20 eyes (11 subjects) with glaucoma underwent comprehensive ophthalmic examination, 24-2 SITA standard VF (Humphrey Field Analyzer 3, Zeiss, Dublin, CA), and Cirrus HD-OCT Angioplex scans (6x6 OCTA ONH cube scan) (Zeiss) in at least two visits. VF sectors were determined by the Garway-Heath map (Garway-Heath, Ophthalmol, 2000). Peripapillary VD and RNFL thickness were obtained with the device’s native software and then calculated by quadrants and compared with corresponding VF sectors. Longitudinal analysis using mixed effects model, with standardized RNFL thickness and VD measurements were used to test for association with corresponding VF sectorial measurements.

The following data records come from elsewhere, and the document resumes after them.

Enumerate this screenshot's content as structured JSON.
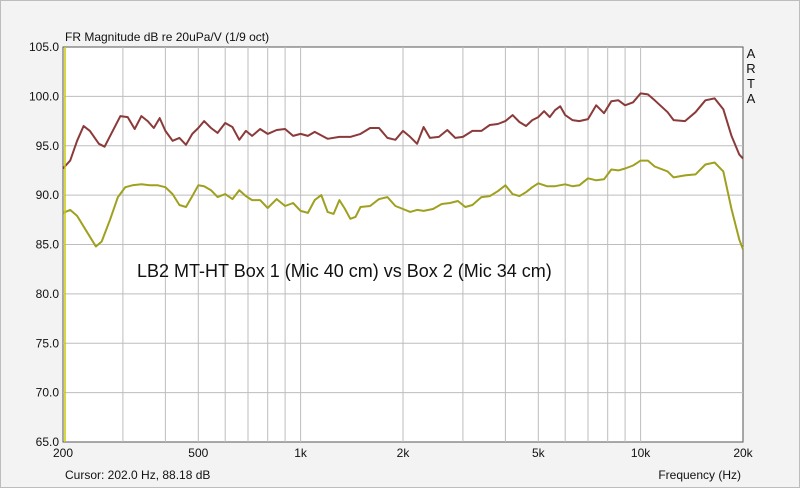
{
  "chart_data": {
    "type": "line",
    "title": "FR Magnitude dB re 20uPa/V (1/9 oct)",
    "xlabel": "Frequency (Hz)",
    "ylabel": "",
    "xscale": "log",
    "xlim": [
      200,
      20000
    ],
    "ylim": [
      65,
      105
    ],
    "yticks": [
      "65.0",
      "70.0",
      "75.0",
      "80.0",
      "85.0",
      "90.0",
      "95.0",
      "100.0",
      "105.0"
    ],
    "xticks": [
      {
        "value": 200,
        "label": "200"
      },
      {
        "value": 500,
        "label": "500"
      },
      {
        "value": 1000,
        "label": "1k"
      },
      {
        "value": 2000,
        "label": "2k"
      },
      {
        "value": 5000,
        "label": "5k"
      },
      {
        "value": 10000,
        "label": "10k"
      },
      {
        "value": 20000,
        "label": "20k"
      }
    ],
    "grid": true,
    "annotation": "LB2 MT-HT Box 1 (Mic 40 cm) vs Box 2 (Mic 34 cm)",
    "side_label": [
      "A",
      "R",
      "T",
      "A"
    ],
    "cursor_text": "Cursor: 202.0 Hz, 88.18 dB",
    "series": [
      {
        "color": "#8b3a3a",
        "points": [
          [
            200,
            92.7
          ],
          [
            210,
            93.5
          ],
          [
            220,
            95.5
          ],
          [
            230,
            97.0
          ],
          [
            240,
            96.5
          ],
          [
            255,
            95.2
          ],
          [
            265,
            94.9
          ],
          [
            280,
            96.5
          ],
          [
            295,
            98.0
          ],
          [
            310,
            97.9
          ],
          [
            325,
            96.7
          ],
          [
            340,
            98.0
          ],
          [
            355,
            97.5
          ],
          [
            370,
            96.8
          ],
          [
            385,
            97.8
          ],
          [
            400,
            96.5
          ],
          [
            420,
            95.5
          ],
          [
            440,
            95.8
          ],
          [
            460,
            95.1
          ],
          [
            480,
            96.2
          ],
          [
            500,
            96.8
          ],
          [
            520,
            97.5
          ],
          [
            545,
            96.8
          ],
          [
            570,
            96.3
          ],
          [
            600,
            97.3
          ],
          [
            630,
            96.9
          ],
          [
            660,
            95.6
          ],
          [
            690,
            96.5
          ],
          [
            720,
            96.0
          ],
          [
            760,
            96.7
          ],
          [
            800,
            96.2
          ],
          [
            850,
            96.6
          ],
          [
            900,
            96.7
          ],
          [
            950,
            96.0
          ],
          [
            1000,
            96.2
          ],
          [
            1050,
            96.0
          ],
          [
            1100,
            96.4
          ],
          [
            1200,
            95.7
          ],
          [
            1300,
            95.9
          ],
          [
            1400,
            95.9
          ],
          [
            1500,
            96.2
          ],
          [
            1600,
            96.8
          ],
          [
            1700,
            96.8
          ],
          [
            1800,
            95.8
          ],
          [
            1900,
            95.6
          ],
          [
            2000,
            96.5
          ],
          [
            2100,
            95.9
          ],
          [
            2200,
            95.2
          ],
          [
            2300,
            96.9
          ],
          [
            2400,
            95.8
          ],
          [
            2550,
            95.9
          ],
          [
            2700,
            96.6
          ],
          [
            2850,
            95.8
          ],
          [
            3000,
            95.9
          ],
          [
            3200,
            96.5
          ],
          [
            3400,
            96.5
          ],
          [
            3600,
            97.1
          ],
          [
            3800,
            97.2
          ],
          [
            4000,
            97.5
          ],
          [
            4200,
            98.1
          ],
          [
            4400,
            97.4
          ],
          [
            4600,
            97.0
          ],
          [
            4800,
            97.6
          ],
          [
            5000,
            97.9
          ],
          [
            5200,
            98.5
          ],
          [
            5400,
            97.9
          ],
          [
            5600,
            98.6
          ],
          [
            5800,
            99.0
          ],
          [
            6000,
            98.1
          ],
          [
            6300,
            97.6
          ],
          [
            6600,
            97.5
          ],
          [
            7000,
            97.7
          ],
          [
            7400,
            99.1
          ],
          [
            7800,
            98.3
          ],
          [
            8200,
            99.5
          ],
          [
            8600,
            99.6
          ],
          [
            9000,
            99.1
          ],
          [
            9500,
            99.4
          ],
          [
            10000,
            100.3
          ],
          [
            10500,
            100.2
          ],
          [
            11000,
            99.6
          ],
          [
            12000,
            98.4
          ],
          [
            12500,
            97.6
          ],
          [
            13500,
            97.5
          ],
          [
            14500,
            98.4
          ],
          [
            15500,
            99.6
          ],
          [
            16500,
            99.8
          ],
          [
            17500,
            98.7
          ],
          [
            18500,
            96.0
          ],
          [
            19500,
            94.1
          ],
          [
            20000,
            93.7
          ]
        ]
      },
      {
        "color": "#a0a020",
        "points": [
          [
            200,
            88.2
          ],
          [
            210,
            88.5
          ],
          [
            220,
            87.9
          ],
          [
            235,
            86.3
          ],
          [
            250,
            84.8
          ],
          [
            260,
            85.3
          ],
          [
            275,
            87.5
          ],
          [
            290,
            89.8
          ],
          [
            305,
            90.8
          ],
          [
            320,
            91.0
          ],
          [
            340,
            91.1
          ],
          [
            360,
            91.0
          ],
          [
            380,
            91.0
          ],
          [
            400,
            90.8
          ],
          [
            420,
            90.1
          ],
          [
            440,
            89.0
          ],
          [
            460,
            88.8
          ],
          [
            480,
            89.9
          ],
          [
            500,
            91.0
          ],
          [
            520,
            90.9
          ],
          [
            545,
            90.5
          ],
          [
            570,
            89.8
          ],
          [
            600,
            90.1
          ],
          [
            630,
            89.6
          ],
          [
            660,
            90.5
          ],
          [
            690,
            89.9
          ],
          [
            720,
            89.5
          ],
          [
            760,
            89.5
          ],
          [
            800,
            88.7
          ],
          [
            850,
            89.6
          ],
          [
            900,
            88.9
          ],
          [
            950,
            89.2
          ],
          [
            1000,
            88.4
          ],
          [
            1050,
            88.2
          ],
          [
            1100,
            89.5
          ],
          [
            1150,
            90.0
          ],
          [
            1200,
            88.3
          ],
          [
            1250,
            88.1
          ],
          [
            1300,
            89.5
          ],
          [
            1350,
            88.6
          ],
          [
            1400,
            87.6
          ],
          [
            1450,
            87.8
          ],
          [
            1500,
            88.8
          ],
          [
            1600,
            88.9
          ],
          [
            1700,
            89.6
          ],
          [
            1800,
            89.8
          ],
          [
            1900,
            88.9
          ],
          [
            2000,
            88.6
          ],
          [
            2100,
            88.3
          ],
          [
            2200,
            88.5
          ],
          [
            2300,
            88.4
          ],
          [
            2450,
            88.6
          ],
          [
            2600,
            89.1
          ],
          [
            2750,
            89.2
          ],
          [
            2900,
            89.4
          ],
          [
            3050,
            88.8
          ],
          [
            3200,
            89.0
          ],
          [
            3400,
            89.8
          ],
          [
            3600,
            89.9
          ],
          [
            3800,
            90.4
          ],
          [
            4000,
            91.0
          ],
          [
            4200,
            90.1
          ],
          [
            4400,
            89.9
          ],
          [
            4600,
            90.3
          ],
          [
            4800,
            90.8
          ],
          [
            5000,
            91.2
          ],
          [
            5300,
            90.9
          ],
          [
            5600,
            90.9
          ],
          [
            6000,
            91.1
          ],
          [
            6300,
            90.9
          ],
          [
            6600,
            91.0
          ],
          [
            7000,
            91.7
          ],
          [
            7400,
            91.5
          ],
          [
            7800,
            91.6
          ],
          [
            8200,
            92.6
          ],
          [
            8600,
            92.5
          ],
          [
            9000,
            92.7
          ],
          [
            9500,
            93.0
          ],
          [
            10000,
            93.5
          ],
          [
            10500,
            93.5
          ],
          [
            11000,
            92.9
          ],
          [
            12000,
            92.4
          ],
          [
            12500,
            91.8
          ],
          [
            13500,
            92.0
          ],
          [
            14500,
            92.1
          ],
          [
            15500,
            93.1
          ],
          [
            16500,
            93.3
          ],
          [
            17500,
            92.4
          ],
          [
            18500,
            88.6
          ],
          [
            19500,
            85.5
          ],
          [
            20000,
            84.5
          ]
        ]
      }
    ]
  }
}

Mean age of the study cohort was 59.10±12.38 years, average RNFL 70.65±15.98 mm, VF MD -3.22 [Q1;Q3: -10.36;-2.10] dB, full VD in 6x6 ONH OCTA scan 15.07±3.15 mm/mm2. Average follow-up period was 1.33±0.69 years. VD and VF had a significantly stronger association in the superior and inferior sectors than RNFL and VF (Table). However, for nasal and temporal sectors, VF and RNFL had significantly stronger correlation than VF and VD but for both groups the correlation was not significant.
Longitudinal structure-function association is stronger for superior and inferior peripapillary VD and VF than for RNFL thickness and VF. These results are in support of the use of VD to track disease longitudinally. Further studies are required with larger cohort and wider disease severity range.
This is a 2020 Imaging in the Eye Conference abstract.